Tuesday 16 November 2010

Eschatology - the most comfortable option

Guest blogger Mick Taylor continues his series on ‘the Last Days’


Post-millennialists are a happy, optimistic group.  Not surprising because this scheme teaches that the progress of the gospel will continue to grow until, through worldwide revival, the whole world is Christianised, so that while not everyone will become a Christian every culture will be dominated by Christian values and world view. Only after a period of extraordinary blessing and progress (the Millennium) will Christ return. They believe that during the Millennium Christ will reign through His church - not by His bodily presence. The Great Commission is a key text for those who hold this position. In Matt 28:18-20 it talks of making disciples of all nations, not just preaching to them.

This commission is not merely an announcement that the gospel will be preached but implies a promise that the effectual evangelisation of all the nations will be completed before Christ returns. (Loraine Boettner - The Meaning of the Millennium ed. Robert Clouse p118).

So the scheme in this view is

FIRST COMING OF CHRIST - CHURCH INCREASING IN INFLUENCE - MILLENNIUM - RETURN OF CHRIST.

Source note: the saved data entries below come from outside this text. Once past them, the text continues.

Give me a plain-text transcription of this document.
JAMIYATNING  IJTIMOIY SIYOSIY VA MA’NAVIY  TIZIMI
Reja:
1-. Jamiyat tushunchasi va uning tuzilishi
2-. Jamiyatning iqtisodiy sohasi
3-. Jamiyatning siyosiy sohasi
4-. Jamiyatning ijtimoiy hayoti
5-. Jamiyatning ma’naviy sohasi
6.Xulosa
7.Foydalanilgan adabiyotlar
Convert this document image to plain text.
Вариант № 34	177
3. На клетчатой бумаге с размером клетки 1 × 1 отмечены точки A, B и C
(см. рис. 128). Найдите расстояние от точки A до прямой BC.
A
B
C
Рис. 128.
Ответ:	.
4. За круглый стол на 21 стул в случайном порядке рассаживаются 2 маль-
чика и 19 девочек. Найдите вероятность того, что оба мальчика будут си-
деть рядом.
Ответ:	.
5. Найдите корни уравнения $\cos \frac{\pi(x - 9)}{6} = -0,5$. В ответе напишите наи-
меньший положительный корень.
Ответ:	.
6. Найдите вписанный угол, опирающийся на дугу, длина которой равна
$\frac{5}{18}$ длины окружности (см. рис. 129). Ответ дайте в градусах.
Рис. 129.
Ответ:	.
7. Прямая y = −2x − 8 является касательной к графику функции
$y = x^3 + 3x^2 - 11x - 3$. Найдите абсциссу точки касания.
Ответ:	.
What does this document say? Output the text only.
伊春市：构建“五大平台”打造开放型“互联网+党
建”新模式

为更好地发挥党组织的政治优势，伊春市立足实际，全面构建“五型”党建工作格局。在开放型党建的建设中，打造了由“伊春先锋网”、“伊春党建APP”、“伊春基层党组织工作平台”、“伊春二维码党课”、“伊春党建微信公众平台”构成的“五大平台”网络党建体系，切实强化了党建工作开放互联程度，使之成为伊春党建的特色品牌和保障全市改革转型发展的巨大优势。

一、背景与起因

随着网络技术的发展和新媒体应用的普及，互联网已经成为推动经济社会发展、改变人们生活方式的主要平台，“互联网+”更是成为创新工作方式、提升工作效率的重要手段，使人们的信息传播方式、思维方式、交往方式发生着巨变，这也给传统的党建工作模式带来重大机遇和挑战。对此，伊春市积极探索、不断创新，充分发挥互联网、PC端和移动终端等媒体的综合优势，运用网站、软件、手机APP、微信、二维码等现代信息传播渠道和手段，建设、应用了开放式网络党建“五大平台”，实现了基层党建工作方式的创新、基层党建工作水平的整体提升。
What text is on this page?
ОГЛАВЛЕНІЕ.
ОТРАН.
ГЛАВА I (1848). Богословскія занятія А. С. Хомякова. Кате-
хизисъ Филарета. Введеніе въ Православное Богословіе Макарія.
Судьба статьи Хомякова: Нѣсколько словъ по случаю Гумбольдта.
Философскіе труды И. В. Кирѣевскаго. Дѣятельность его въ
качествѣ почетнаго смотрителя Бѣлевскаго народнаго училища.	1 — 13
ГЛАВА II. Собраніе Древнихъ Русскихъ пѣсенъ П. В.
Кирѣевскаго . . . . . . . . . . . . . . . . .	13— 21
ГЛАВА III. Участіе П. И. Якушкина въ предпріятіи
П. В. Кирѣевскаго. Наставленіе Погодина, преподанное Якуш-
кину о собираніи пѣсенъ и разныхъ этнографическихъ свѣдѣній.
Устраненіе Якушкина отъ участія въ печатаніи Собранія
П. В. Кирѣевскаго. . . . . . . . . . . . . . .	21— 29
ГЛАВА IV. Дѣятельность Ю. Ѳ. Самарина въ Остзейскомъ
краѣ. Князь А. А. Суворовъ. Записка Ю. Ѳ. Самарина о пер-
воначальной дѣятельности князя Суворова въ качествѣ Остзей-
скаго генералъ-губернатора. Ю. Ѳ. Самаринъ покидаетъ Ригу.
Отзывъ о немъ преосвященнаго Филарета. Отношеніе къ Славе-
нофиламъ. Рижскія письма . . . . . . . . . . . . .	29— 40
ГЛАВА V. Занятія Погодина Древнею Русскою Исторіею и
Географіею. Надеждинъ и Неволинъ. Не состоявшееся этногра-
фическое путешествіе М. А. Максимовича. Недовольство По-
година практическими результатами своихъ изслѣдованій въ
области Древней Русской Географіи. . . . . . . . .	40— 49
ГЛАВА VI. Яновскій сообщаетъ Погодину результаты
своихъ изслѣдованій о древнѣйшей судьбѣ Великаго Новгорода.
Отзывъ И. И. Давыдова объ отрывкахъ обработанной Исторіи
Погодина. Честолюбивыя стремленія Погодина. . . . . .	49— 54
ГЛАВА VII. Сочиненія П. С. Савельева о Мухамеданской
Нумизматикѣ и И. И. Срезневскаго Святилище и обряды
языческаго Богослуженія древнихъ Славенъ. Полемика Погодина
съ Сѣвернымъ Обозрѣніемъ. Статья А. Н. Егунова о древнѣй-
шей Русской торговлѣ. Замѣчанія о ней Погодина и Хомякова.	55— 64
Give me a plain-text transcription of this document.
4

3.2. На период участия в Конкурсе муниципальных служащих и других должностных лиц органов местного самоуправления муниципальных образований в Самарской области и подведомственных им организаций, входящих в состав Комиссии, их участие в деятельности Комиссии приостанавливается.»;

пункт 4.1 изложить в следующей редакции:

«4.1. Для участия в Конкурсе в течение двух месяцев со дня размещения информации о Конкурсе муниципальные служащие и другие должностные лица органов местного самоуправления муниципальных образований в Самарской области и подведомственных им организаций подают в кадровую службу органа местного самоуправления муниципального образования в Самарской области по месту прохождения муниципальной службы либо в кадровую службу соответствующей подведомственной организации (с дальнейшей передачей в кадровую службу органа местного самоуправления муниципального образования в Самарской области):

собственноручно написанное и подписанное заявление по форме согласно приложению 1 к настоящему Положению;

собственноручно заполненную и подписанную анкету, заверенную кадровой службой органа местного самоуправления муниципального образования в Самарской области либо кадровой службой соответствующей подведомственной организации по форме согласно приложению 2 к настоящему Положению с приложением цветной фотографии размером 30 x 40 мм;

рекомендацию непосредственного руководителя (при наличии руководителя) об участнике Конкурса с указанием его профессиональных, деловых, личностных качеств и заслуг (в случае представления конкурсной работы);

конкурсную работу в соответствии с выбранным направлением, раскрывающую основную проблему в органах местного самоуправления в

What is obviously missing here is tribulation. Some who hold this view would allow for a rebellion at the end of the Millennium but do not major on this. Others would argue that in fact the tribulation predicted in scripture was to do with the destruction of the Temple in 70 AD and other events of the first century. (Technically this is known as a Preterist view of prophecy). Given the choice, this would probably be every Christian’s preferred view but it is questionable if it does justice to the sense in scripture of a continuing tension and struggle between the kingdom of God and the forces of evil before the end which the scripture frequently underlines. Interestingly, Post-millennialism has often grown out of the experience of revival, so Jonathan Edwards, who was a key leader in the Great Awakening, held this view. As Iain Murray, in his book The Puritan Hope, makes clear, many of the English Puritans held this view too. Other proponents include B B Warfield and Loraine Boettner.